Vancouver Island Indians regularly traveled to Whidbey Island, sometimes to fish, sometimes to raid settlements and a canoe cache of acorns could well have been the beginning of Garry oaks that the first mate of Capt. Vancouvers ship Discovery, Joseph Whidbey, found when he landed at Penn Cove in 1792. Whidbey noted the abundance of oak trees in his diary on a rainy June day.
An early 1850s settler, Dr. Richard Lansdale, gave Oak Harbor its name, based on the main tree which grew from the town to San de Fuca, around Penn Cove.
Oak is a sturdy wood and the big trees were cut for timber for sailing ships. Settlers cleared the land for farms and Garry oaks became scarce, almost an endangered species.
Time and weather have taken their toll on some trees. Several were blown down in the 1962 Columbus Day storm when hurricane-force winds also blew the roof off the newly-built city hall.
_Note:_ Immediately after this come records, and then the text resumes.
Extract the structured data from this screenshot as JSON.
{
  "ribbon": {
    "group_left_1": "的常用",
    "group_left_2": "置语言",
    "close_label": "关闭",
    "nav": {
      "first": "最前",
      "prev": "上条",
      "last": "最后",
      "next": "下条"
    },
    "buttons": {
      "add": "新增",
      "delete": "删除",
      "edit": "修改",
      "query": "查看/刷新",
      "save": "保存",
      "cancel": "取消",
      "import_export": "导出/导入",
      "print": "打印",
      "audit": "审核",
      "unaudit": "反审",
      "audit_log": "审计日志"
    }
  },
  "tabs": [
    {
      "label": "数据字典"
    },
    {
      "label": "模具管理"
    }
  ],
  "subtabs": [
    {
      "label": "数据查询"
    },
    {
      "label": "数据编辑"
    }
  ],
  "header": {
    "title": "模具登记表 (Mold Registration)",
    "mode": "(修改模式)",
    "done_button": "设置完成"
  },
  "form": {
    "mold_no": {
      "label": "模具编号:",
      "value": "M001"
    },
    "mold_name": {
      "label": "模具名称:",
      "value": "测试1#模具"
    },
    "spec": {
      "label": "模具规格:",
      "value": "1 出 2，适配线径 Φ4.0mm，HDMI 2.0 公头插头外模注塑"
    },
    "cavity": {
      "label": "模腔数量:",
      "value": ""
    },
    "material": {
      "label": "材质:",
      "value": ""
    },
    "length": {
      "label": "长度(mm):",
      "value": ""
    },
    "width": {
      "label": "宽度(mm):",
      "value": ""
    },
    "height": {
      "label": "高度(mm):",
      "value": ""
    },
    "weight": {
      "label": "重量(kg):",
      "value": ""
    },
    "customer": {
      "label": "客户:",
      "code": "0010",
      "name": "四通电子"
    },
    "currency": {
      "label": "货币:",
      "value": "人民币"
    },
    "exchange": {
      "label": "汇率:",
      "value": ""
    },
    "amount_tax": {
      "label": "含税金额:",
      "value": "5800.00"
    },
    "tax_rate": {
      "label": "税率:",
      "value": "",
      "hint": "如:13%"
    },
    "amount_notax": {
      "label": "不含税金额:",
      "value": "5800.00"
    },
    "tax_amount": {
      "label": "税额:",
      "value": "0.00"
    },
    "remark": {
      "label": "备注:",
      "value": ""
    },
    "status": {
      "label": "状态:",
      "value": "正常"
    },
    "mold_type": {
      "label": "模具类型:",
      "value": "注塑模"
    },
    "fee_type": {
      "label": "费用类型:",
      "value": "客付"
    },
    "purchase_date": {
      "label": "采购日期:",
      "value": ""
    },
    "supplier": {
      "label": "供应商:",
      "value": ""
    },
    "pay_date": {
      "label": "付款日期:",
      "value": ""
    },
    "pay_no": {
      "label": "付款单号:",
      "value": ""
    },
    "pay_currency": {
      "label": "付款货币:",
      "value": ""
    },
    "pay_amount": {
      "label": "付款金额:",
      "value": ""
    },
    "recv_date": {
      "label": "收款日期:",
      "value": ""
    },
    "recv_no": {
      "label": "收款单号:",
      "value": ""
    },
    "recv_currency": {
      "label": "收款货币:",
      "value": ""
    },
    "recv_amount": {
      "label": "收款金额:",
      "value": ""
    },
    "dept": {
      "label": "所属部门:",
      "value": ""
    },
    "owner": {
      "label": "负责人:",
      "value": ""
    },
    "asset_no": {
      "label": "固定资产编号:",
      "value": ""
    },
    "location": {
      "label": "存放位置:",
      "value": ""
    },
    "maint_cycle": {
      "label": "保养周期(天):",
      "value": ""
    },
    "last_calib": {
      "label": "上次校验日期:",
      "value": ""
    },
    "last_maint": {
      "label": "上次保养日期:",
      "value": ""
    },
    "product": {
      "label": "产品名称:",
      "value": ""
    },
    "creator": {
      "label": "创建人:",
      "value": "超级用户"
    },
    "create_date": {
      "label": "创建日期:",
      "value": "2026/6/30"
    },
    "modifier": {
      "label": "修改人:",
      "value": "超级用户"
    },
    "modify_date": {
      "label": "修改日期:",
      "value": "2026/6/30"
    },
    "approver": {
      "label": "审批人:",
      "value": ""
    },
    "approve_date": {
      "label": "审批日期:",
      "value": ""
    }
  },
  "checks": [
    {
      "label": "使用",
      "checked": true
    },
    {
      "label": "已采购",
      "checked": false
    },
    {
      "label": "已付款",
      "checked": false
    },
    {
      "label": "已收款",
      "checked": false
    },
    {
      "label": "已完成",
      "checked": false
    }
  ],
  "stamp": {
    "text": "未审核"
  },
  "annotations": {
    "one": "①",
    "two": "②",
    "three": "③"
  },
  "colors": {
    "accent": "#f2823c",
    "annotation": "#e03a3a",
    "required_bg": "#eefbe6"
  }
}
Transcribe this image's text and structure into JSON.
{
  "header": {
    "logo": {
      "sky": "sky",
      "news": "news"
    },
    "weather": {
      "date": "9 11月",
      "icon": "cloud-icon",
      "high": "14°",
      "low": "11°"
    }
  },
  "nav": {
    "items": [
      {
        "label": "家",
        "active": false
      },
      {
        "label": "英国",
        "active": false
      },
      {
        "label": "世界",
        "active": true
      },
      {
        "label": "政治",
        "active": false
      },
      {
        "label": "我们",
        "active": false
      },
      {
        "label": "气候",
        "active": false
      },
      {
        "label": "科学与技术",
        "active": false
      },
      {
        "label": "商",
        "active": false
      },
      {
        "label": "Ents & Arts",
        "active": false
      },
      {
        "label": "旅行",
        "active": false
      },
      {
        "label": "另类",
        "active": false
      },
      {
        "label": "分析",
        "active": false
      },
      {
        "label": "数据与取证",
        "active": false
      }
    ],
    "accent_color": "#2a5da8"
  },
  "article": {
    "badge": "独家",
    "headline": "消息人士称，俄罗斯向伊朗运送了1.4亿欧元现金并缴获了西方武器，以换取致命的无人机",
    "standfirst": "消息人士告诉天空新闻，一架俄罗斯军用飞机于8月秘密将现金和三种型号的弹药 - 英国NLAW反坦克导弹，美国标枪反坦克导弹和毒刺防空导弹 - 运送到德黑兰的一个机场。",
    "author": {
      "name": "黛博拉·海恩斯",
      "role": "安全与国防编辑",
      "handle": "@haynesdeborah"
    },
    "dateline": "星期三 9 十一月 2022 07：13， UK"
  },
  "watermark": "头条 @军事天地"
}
The big oak at the post office has lost several limbs to storms, aging and harsh pruning. But it is still a magnificent tree.
Garry oaks still make their stand mostly in the southeastern section of town. One large oak stands smack in the middle of SE Eighth Avenue and traffic flows around it. On Eerkes Hill, the Navy left several of the trees when the land was cleared for Navy housing. Whidbey Presbyterian Church maintains a small grove of graceful oaks.
Our first city park, Smith Park, was originally known as Oak Park for its stand of lovely trees. The plot was given to the city years ago by Dad Smith, an early resident. For years the area has been the scene of picnics and celebrations. Some time ago, in an early era of safety-consciousness, leaders decided to remove a glacier rock to eliminate the dangerous climbing area. The dynamite used only fractured the rock and the pile stands today, covered a bit by some Oregon grape growing from the cracks.
As late as the 1940s, the area was an unmowed springtime medley of shooting stars, dog-tooth violets, tiger lilies and buttercups, all native Whidbey Island flowers, flowering beneath the Garry oaks, island pioneers that today speak of old times and almost-forgotten landscapes.